Courgette polytunnels. Unofficial sources report that 500 hectares (open fields) used to be dedicated to courgette crops before the arrival of the virus, while now there are less than 100 hectares.

The biggest problem when managing this virus is the fact that the fly infects plants throughout its life cycle and passes on the virus to its progeny, thus becoming an unstoppable vector, especially in the warm Sicilian autumn. The more structured companies have already been organising themselves to tackle this situation.


Above: non-woven tissue over courgette plants in polytunnels.

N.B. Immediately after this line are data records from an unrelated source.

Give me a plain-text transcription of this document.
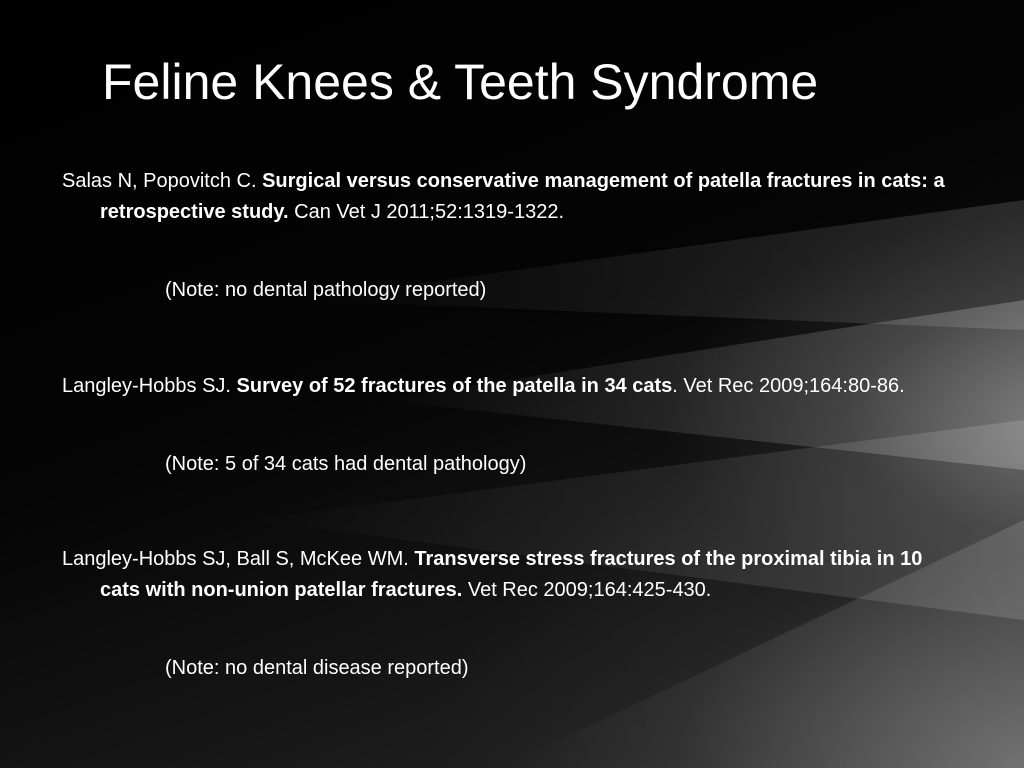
Feline Knees & Teeth Syndrome

Salas N, Popovitch C. Surgical versus conservative management of patella fractures in cats: a retrospective study. Can Vet J 2011;52:1319-1322.

(Note: no dental pathology reported)

Langley-Hobbs SJ. Survey of 52 fractures of the patella in 34 cats. Vet Rec 2009;164:80-86.

(Note: 5 of 34 cats had dental pathology)

Langley-Hobbs SJ, Ball S, McKee WM. Transverse stress fractures of the proximal tibia in 10 cats with non-union patellar fractures. Vet Rec 2009;164:425-430.

(Note: no dental disease reported)
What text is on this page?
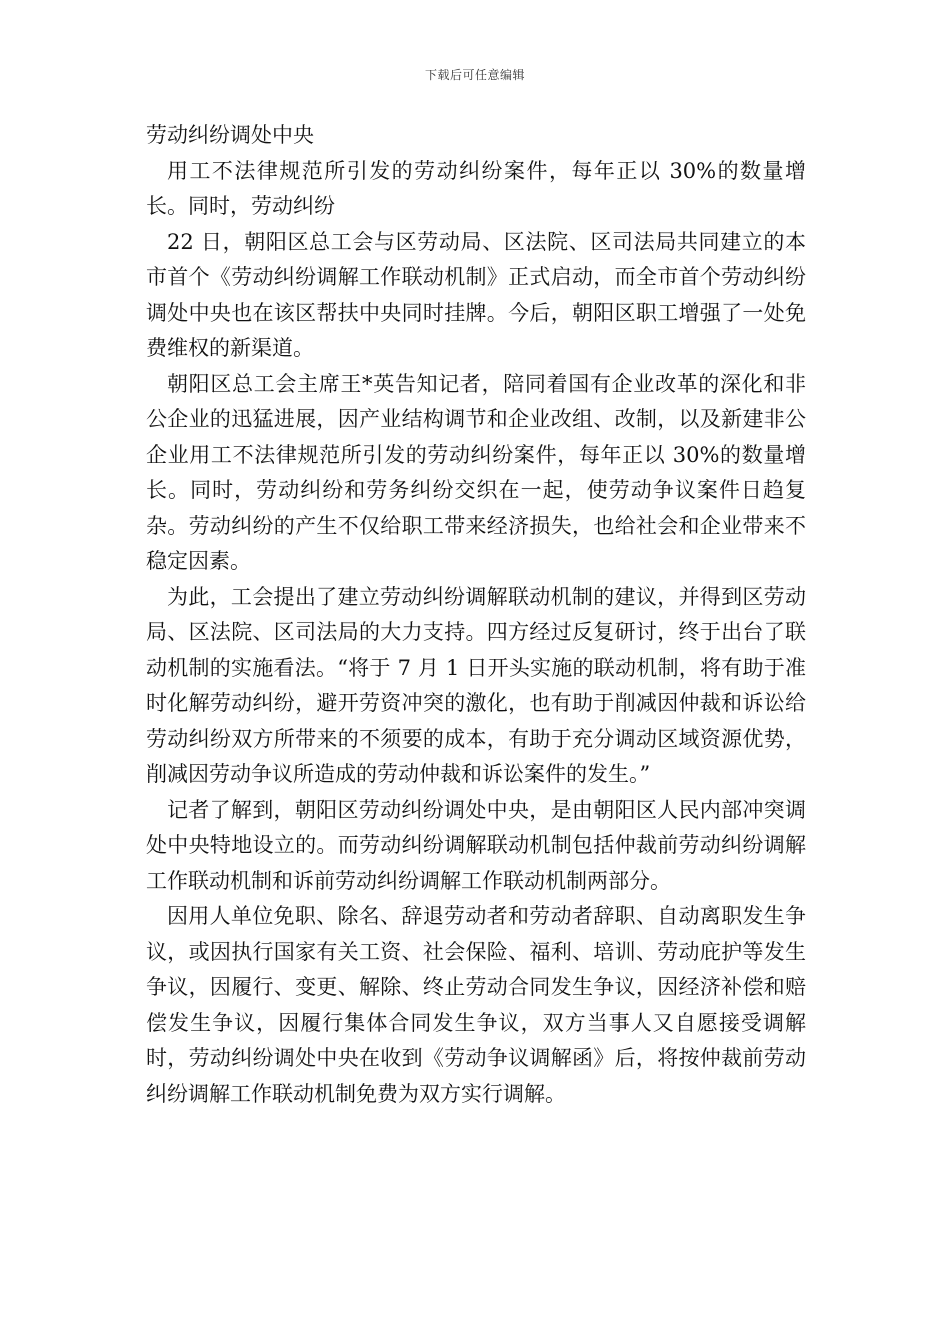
下载后可任意编辑

劳动纠纷调处中央

用工不法律规范所引发的劳动纠纷案件，每年正以 30%的数量增长。同时，劳动纠纷

22 日，朝阳区总工会与区劳动局、区法院、区司法局共同建立的本市首个《劳动纠纷调解工作联动机制》正式启动，而全市首个劳动纠纷调处中央也在该区帮扶中央同时挂牌。今后，朝阳区职工增强了一处免费维权的新渠道。

朝阳区总工会主席王*英告知记者，陪同着国有企业改革的深化和非公企业的迅猛进展，因产业结构调节和企业改组、改制，以及新建非公企业用工不法律规范所引发的劳动纠纷案件，每年正以 30%的数量增长。同时，劳动纠纷和劳务纠纷交织在一起，使劳动争议案件日趋复杂。劳动纠纷的产生不仅给职工带来经济损失，也给社会和企业带来不稳定因素。

为此，工会提出了建立劳动纠纷调解联动机制的建议，并得到区劳动局、区法院、区司法局的大力支持。四方经过反复研讨，终于出台了联动机制的实施看法。“将于 7 月 1 日开头实施的联动机制，将有助于准时化解劳动纠纷，避开劳资冲突的激化，也有助于削减因仲裁和诉讼给劳动纠纷双方所带来的不须要的成本，有助于充分调动区域资源优势，削减因劳动争议所造成的劳动仲裁和诉讼案件的发生。”

记者了解到，朝阳区劳动纠纷调处中央，是由朝阳区人民内部冲突调处中央特地设立的。而劳动纠纷调解联动机制包括仲裁前劳动纠纷调解工作联动机制和诉前劳动纠纷调解工作联动机制两部分。

因用人单位免职、除名、辞退劳动者和劳动者辞职、自动离职发生争议，或因执行国家有关工资、社会保险、福利、培训、劳动庇护等发生争议，因履行、变更、解除、终止劳动合同发生争议，因经济补偿和赔偿发生争议，因履行集体合同发生争议，双方当事人又自愿接受调解时，劳动纠纷调处中央在收到《劳动争议调解函》后，将按仲裁前劳动纠纷调解工作联动机制免费为双方实行调解。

"The fly cannot be controlled in open fields, so we have developed new agronomic techniques to protect plants. We placed them under non-woven tissue and added anti-insect nets on the ventilation holes in plastic films."

These operations require a lot of materials and work, but they are necessary to contain the problem as treatments alone are insufficient.


Above: nets covering ventilation holes are visible one the left and right.

"Results seem encouraging. Crops are healthy and the percentage of plants showing damage caused by the virus is less than 2%."

"The danger will only be avoided when plants are fully grown, i.e. when the weather gets colder and flies become less active. We are learning how to tackle a relatively new problem unknown to us until a few years ago. Because of the virus, we had to postpone the campaign, which has practically just started despite the fact that demand was already lively one month ago. The average price is currently €1.20/kg."

Peppers have also become available and are less affected by the virus. All the produce grown in south-eastern Sicily is sold on the domestic market, while 60% of courgettes are destined to the European market and mainly to France and Germany.

"Produce grown in greenhouses will be available after those grown in polytunnels and the campaign will continue until June 2018. Quality should be good despite the delay."